Conciliabule au sommet de l’UDC. L’œil avisé y reconnaîtra les trois «B» (Baader, Blocher, Brunner) qui font la ligne du parti et le vaillant Jean-François Rime, battu six fois ce matin-là. Keystone

Défaite pour des stratèges de l’UDC qu’on avait connu mieux inspirés, la réélection au premier tour des six sortants du gouvernement marque également une rupture dans la concordance arithmétique. Mais le parti de la droite conservatrice l’a bien cherché, estime la presse suisse.

«Une débâcle», «Une gifle», «Une chute dans la crise»: la presse, particulièrement en Suisse alémanique n’est pas tendre avec l’UDC ce matin.

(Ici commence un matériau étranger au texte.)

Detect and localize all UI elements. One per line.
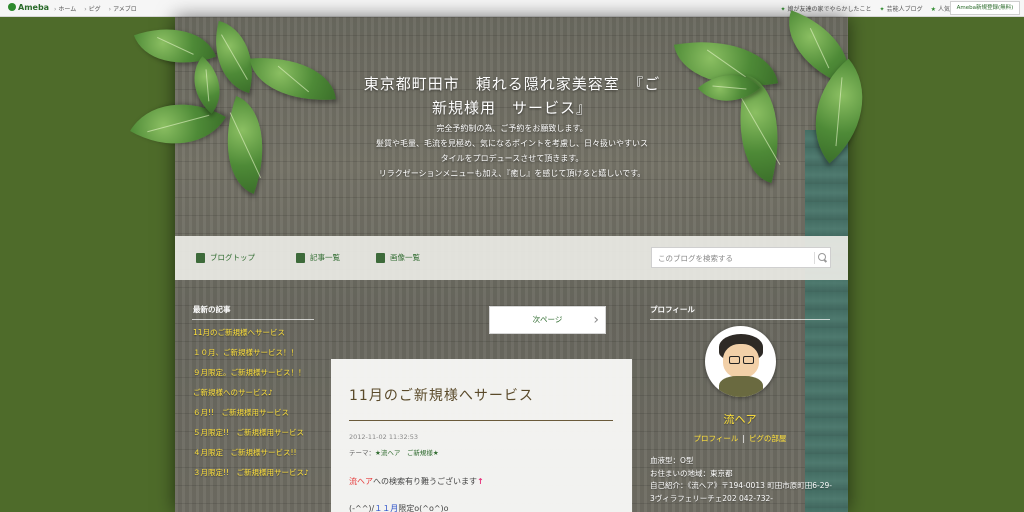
avatar[interactable] <box>705 326 776 397</box>
ameba-top-bar: Ameba ホーム ピグ アメブロ ✦娘が友達の家でやらかしたこと ✦芸能人ブロ… <box>0 0 1024 17</box>
article-body-text: (-^^)/ <box>349 504 375 512</box>
article-body-highlight: １１月 <box>374 504 399 512</box>
recent-article-link[interactable]: ４月限定 ご新規様サービス!! <box>193 447 317 459</box>
divider <box>349 420 613 421</box>
article-body-text: 限定о(^о^)о <box>398 504 449 512</box>
top-link-celebrity[interactable]: ✦ 芸能人ブログ <box>880 4 923 13</box>
arrow-up-icon: ↑ <box>477 477 484 486</box>
theme-label: テーマ： <box>349 449 375 457</box>
ameba-frog-icon <box>8 3 16 11</box>
profile-intro: 自己紹介：《流ヘア》〒194-0013 町田市原町田6-29-3ヴィラフェリーチ… <box>650 481 832 503</box>
article-title[interactable]: 11月のご新規様へサービス <box>349 385 534 405</box>
blog-title-line: 東京都町田市 頼れる隠れ家美容室 『ご <box>363 75 661 93</box>
blog-title-line: 新規様用 サービス』 <box>431 99 592 117</box>
next-page-label: 次ページ <box>532 315 563 324</box>
top-nav-left: ホーム ピグ アメブロ <box>54 4 137 13</box>
top-link-story-label: 娘が友達の家でやらかしたこと <box>787 6 872 13</box>
search-icon[interactable] <box>814 252 826 264</box>
pigg-room-link[interactable]: ピグの部屋 <box>749 434 787 443</box>
blog-description-line: タイルをプロデュースさせて頂きます。 <box>440 154 584 163</box>
blog-search-input[interactable]: このブログを検索する <box>651 247 831 268</box>
next-page-button[interactable]: 次ページ › <box>489 306 606 334</box>
blog-description: 完全予約制の為、ご予約をお願致します。 髪質や毛量、毛流を見極め、気になるポイン… <box>345 121 679 181</box>
top-nav-right: ✦娘が友達の家でやらかしたこと ✦芸能人ブログ ★人気ブログ <box>781 4 969 13</box>
profile-blood-type: 血液型：O型 <box>650 456 694 465</box>
nav-image-list-label: 画像一覧 <box>390 253 420 262</box>
star-icon: ✦ <box>780 6 786 13</box>
nav-article-list-label: 記事一覧 <box>310 253 340 262</box>
blog-description-line: 完全予約制の為、ご予約をお願致します。 <box>436 124 588 133</box>
ameba-logo[interactable]: Ameba <box>8 3 49 12</box>
recent-articles-list: 11月のご新規様へサービス １０月、ご新規様サービス！！ ９月限定。ご新規様サー… <box>193 327 317 487</box>
recent-article-link[interactable]: ご新規様へのサービス♪ <box>193 387 317 399</box>
article-date: 2012-11-02 11:32:53 <box>349 433 419 441</box>
search-placeholder: このブログを検索する <box>658 254 733 263</box>
article-body-text: への検索有り難うございます <box>373 477 477 486</box>
blog-description-line: 髪質や毛量、毛流を見極め、気になるポイントを考慮し、日々扱いやすいス <box>376 139 648 148</box>
article-body-line: (-^^)/１１月限定о(^о^)о <box>349 503 449 512</box>
profile-name[interactable]: 流ヘア <box>650 411 830 427</box>
blog-title[interactable]: 東京都町田市 頼れる隠れ家美容室 『ご 新規様用 サービス』 <box>345 72 679 120</box>
profile-links: プロフィール | ピグの部屋 <box>650 433 830 444</box>
top-link-celebrity-label: 芸能人ブログ <box>886 6 923 13</box>
copy-icon <box>296 252 305 263</box>
nav-article-list[interactable]: 記事一覧 <box>296 252 340 263</box>
recent-article-link[interactable]: １０月、ご新規様サービス！！ <box>193 347 317 359</box>
profile-info: 血液型：O型 お住まいの地域：東京都 自己紹介：《流ヘア》〒194-0013 町… <box>650 455 835 505</box>
recent-article-link[interactable]: ５月限定!! ご新規様用サービス <box>193 427 317 439</box>
blog-description-line: リラクゼーションメニューも加え、『癒し』を感じて頂けると嬉しいです。 <box>378 169 646 178</box>
separator: | <box>742 434 745 443</box>
profile-heading: プロフィール <box>650 305 695 314</box>
register-button[interactable]: Ameba新規登録(無料) <box>950 1 1020 15</box>
chevron-right-icon: › <box>593 312 599 328</box>
article-theme: テーマ：★流ヘア ご新規様★ <box>349 447 439 457</box>
profile-area: お住まいの地域：東京都 <box>650 468 733 478</box>
top-nav-ameblo[interactable]: アメブロ <box>109 4 137 13</box>
avatar-glasses <box>743 356 754 364</box>
recent-article-link[interactable]: ６月!! ご新規様用サービス <box>193 407 317 419</box>
recent-article-link[interactable]: 11月のご新規様へサービス <box>193 327 317 339</box>
document-icon <box>196 252 205 263</box>
nav-image-list[interactable]: 画像一覧 <box>376 252 420 263</box>
camera-icon <box>376 252 385 263</box>
divider <box>192 319 314 320</box>
article-body-highlight: 流ヘア <box>349 477 373 486</box>
avatar-glasses <box>729 356 740 364</box>
nav-blog-top-label: ブログトップ <box>210 253 255 262</box>
recent-article-link[interactable]: ９月限定。ご新規様サービス！！ <box>193 367 317 379</box>
divider <box>650 319 830 320</box>
ameba-logo-text: Ameba <box>18 3 50 12</box>
recent-articles-heading: 最新の記事 <box>193 305 231 314</box>
top-nav-pigg[interactable]: ピグ <box>84 4 101 13</box>
star-icon: ✦ <box>879 6 885 13</box>
profile-link[interactable]: プロフィール <box>694 434 739 443</box>
theme-link[interactable]: ★流ヘア <box>375 449 400 457</box>
article-body-line: 流ヘアへの検索有り難うございます↑ <box>349 476 484 487</box>
star-icon: ★ <box>930 6 936 13</box>
recent-article-link[interactable]: ３月限定!! ご新規様用サービス♪ <box>193 467 317 479</box>
nav-blog-top[interactable]: ブログトップ <box>196 252 255 263</box>
top-nav-home[interactable]: ホーム <box>54 4 76 13</box>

Si les commentateurs admettent que le parti a arithmétiquement droit à deux sièges au gouvernement, ils ne sont pas moins unanimes à estimer qu’il porte l’entière responsabilité de sa défaite.

Une analyse assez bien résumée par la formule du quotidien valaisan Le Nouvelliste: «L’UDC a réussi l’exploit de se faire marginaliser et gifler, alors même que personne ne contestait véritablement sa prétention à un deuxième siège au gouvernement».

Plus radical, à son habitude, le Blick parle de «Débâcle brutale» et choisit de ne consacrer que 17 lignes aux «perdants», cette UDC qui a désormais «un sérieux problème», qui se nomme Blocher, et qu’elle doit régler, au risque «de se déchirer».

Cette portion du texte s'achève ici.